Rss@dailykos.com (mark Sumner) · Wednesday, July 27, 2016, 5:19 pm
The police shootings in Dallas and Baton Rouge represent a tragic loss of life. They added a new level of divisiveness and finger-pointing for those who were already inclined to be suspicious of protests against racially-biased police violence. And they threatened police programs, like those underway in Dallas, that had been genuinely effective in bringing together police and communities.
But the events in Dallas and Baton Rouge have more in common than just police as targets. There’s another factor in these two events, and in some others across the nation. Not just that the targets were police. Not just that the killers used assault weapons. It’s a factor that might have been addressed, if Republicans hadn't gotten in the way.
As the right-wing outrage machine would have it, the shootings of police in Dallas and Baton Rouge by U.S. military veterans were the fault of President Obama. “How many law enforcement and people have to die because of a lack of leadership in our country?” Trump recently wrote in a Tweet.

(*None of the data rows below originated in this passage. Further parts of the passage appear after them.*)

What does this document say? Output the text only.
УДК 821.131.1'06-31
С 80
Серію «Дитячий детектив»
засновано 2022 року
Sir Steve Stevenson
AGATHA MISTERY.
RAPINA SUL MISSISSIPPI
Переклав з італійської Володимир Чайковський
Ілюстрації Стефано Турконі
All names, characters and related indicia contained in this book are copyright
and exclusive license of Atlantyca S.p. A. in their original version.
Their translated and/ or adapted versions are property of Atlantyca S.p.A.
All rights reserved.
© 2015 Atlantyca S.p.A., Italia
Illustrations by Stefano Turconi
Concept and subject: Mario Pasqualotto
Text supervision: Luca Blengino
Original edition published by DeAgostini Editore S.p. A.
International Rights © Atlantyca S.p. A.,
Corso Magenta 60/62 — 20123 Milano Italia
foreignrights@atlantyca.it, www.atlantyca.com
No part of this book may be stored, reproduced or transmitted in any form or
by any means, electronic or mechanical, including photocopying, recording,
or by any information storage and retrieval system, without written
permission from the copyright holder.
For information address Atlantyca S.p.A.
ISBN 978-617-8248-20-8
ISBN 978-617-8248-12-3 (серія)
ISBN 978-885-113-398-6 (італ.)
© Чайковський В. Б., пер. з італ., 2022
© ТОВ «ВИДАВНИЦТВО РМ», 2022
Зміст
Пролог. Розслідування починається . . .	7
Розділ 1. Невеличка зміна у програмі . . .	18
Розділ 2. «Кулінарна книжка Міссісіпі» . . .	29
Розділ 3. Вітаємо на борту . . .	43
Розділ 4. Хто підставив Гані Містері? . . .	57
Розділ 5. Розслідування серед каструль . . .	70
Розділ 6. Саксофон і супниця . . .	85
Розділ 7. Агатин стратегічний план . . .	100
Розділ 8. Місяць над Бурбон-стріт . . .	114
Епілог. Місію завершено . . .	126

As it turns out, those law enforcement officials may have died because of an actual lack of leadership. In Congress.
... seven years ago, when a little-known division in the new president’s Department of Homeland Security sought to explore the potential violence of returning veterans—one that might have aided local law enforcement with intelligence in Dallas and Baton Rouge—it was Congressional Republicans who succeeded in pushing to shut the program down.
Why did Republicans cut off the funds? Because they didn’t like how the results of those studies implicated right-wing groups in generating an environment of fear and distrust.